While NOVELTY will continue to systematically collect and analyse real-world data from patients with asthma and COPD with the end goal of identifying clinal phenotypes and molecular endotypes to aid more personalised targeted treatment, Professor Reddel identified several immediate implications for practice.
“The take-home message regarding use of inhaled corticosteroids is that if a patient has a diagnosis of asthma, they should be on at least some corticosteroids – that message has not been overridden by anything that we’ve seen in this study.”

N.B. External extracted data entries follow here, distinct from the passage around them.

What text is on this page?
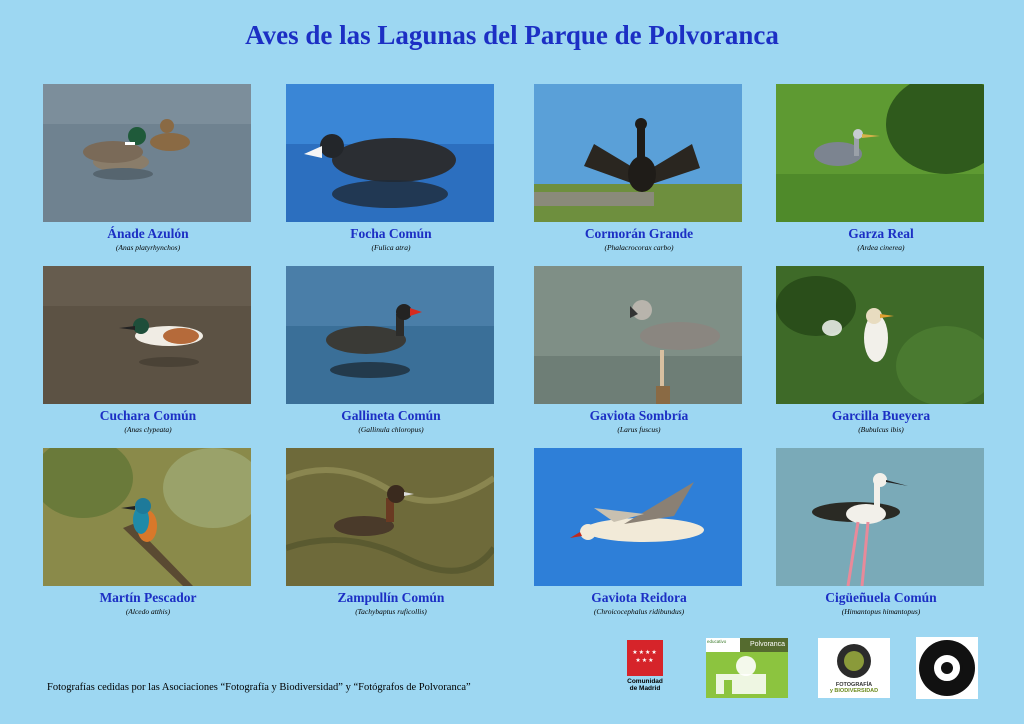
Aves de las Lagunas del Parque de Polvoranca
Ánade Azulón
(Anas platyrhynchos)
Focha Común
(Fulica atra)
Cormorán Grande
(Phalacrocorax carbo)
Garza Real
(Ardea cinerea)
Cuchara Común
(Anas clypeata)
Gallineta Común
(Gallinula chloropus)
Gaviota Sombría
(Larus fuscus)
Garcilla Bueyera
(Bubulcus ibis)
Martín Pescador
(Alcedo atthis)
Zampullín Común
(Tachybaptus ruficollis)
Gaviota Reidora
(Chroicocephalus ridibundus)
Cigüeñuela Común
(Himantopus himantopus)
Fotografías cedidas por las Asociaciones “Fotografía y Biodiversidad” y “Fotógrafos de Polvoranca”
★★★★
★★★
Comunidad de Madrid
educativo	Polvoranca
FOTOGRAFÍA
y BIODIVERSIDAD
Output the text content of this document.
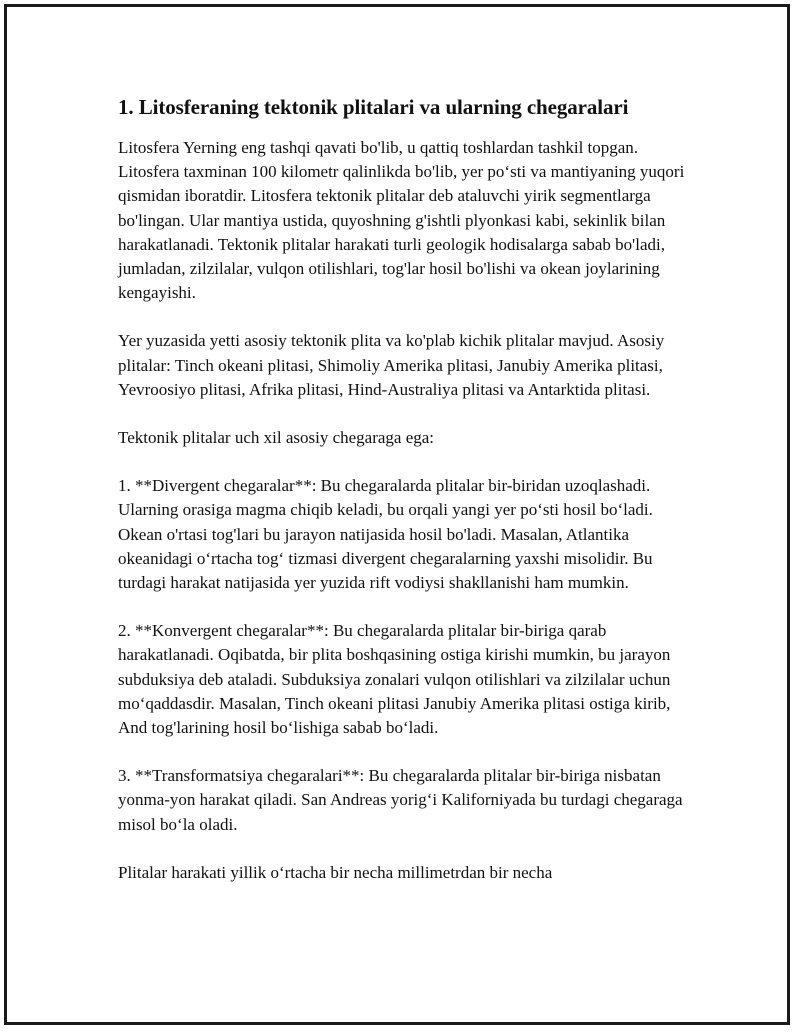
1. Litosferaning tektonik plitalari va ularning chegaralari

Litosfera Yerning eng tashqi qavati bo'lib, u qattiq toshlardan tashkil topgan. Litosfera taxminan 100 kilometr qalinlikda bo'lib, yer po‘sti va mantiyaning yuqori qismidan iboratdir. Litosfera tektonik plitalar deb ataluvchi yirik segmentlarga bo'lingan. Ular mantiya ustida, quyoshning g'ishtli plyonkasi kabi, sekinlik bilan harakatlanadi. Tektonik plitalar harakati turli geologik hodisalarga sabab bo'ladi, jumladan, zilzilalar, vulqon otilishlari, tog'lar hosil bo'lishi va okean joylarining kengayishi.

Yer yuzasida yetti asosiy tektonik plita va ko'plab kichik plitalar mavjud. Asosiy plitalar: Tinch okeani plitasi, Shimoliy Amerika plitasi, Janubiy Amerika plitasi, Yevroosiyo plitasi, Afrika plitasi, Hind-Australiya plitasi va Antarktida plitasi.

Tektonik plitalar uch xil asosiy chegaraga ega:

1. **Divergent chegaralar**: Bu chegaralarda plitalar bir-biridan uzoqlashadi. Ularning orasiga magma chiqib keladi, bu orqali yangi yer po‘sti hosil bo‘ladi. Okean o'rtasi tog'lari bu jarayon natijasida hosil bo'ladi. Masalan, Atlantika okeanidagi o‘rtacha tog‘ tizmasi divergent chegaralarning yaxshi misolidir. Bu turdagi harakat natijasida yer yuzida rift vodiysi shakllanishi ham mumkin.

2. **Konvergent chegaralar**: Bu chegaralarda plitalar bir-biriga qarab harakatlanadi. Oqibatda, bir plita boshqasining ostiga kirishi mumkin, bu jarayon subduksiya deb ataladi. Subduksiya zonalari vulqon otilishlari va zilzilalar uchun mo‘qaddasdir. Masalan, Tinch okeani plitasi Janubiy Amerika plitasi ostiga kirib, And tog'larining hosil bo‘lishiga sabab bo‘ladi.

3. **Transformatsiya chegaralari**: Bu chegaralarda plitalar bir-biriga nisbatan yonma-yon harakat qiladi. San Andreas yorig‘i Kaliforniyada bu turdagi chegaraga misol bo‘la oladi.

Plitalar harakati yillik o‘rtacha bir necha millimetrdan bir necha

Measuring lung function serially over time has also been flagged as critical in helping to determine underlying mechanisms and phenotypes that might one day inform more targeted treatment.
“Measuring lung function when patients first present, even if it doesn’t clearly distinguish between asthma and COPD, does allow you to identify patients who are progressively getting worse over time. It’s not perfect but it will help identify patients who have a different clinical pattern from others.”
“Finally, it is important to take multimorbidity into account when looking after patients with asthma and/or COPD, because these other conditions contribute to poor quality of life and the potential for treatment interactions.”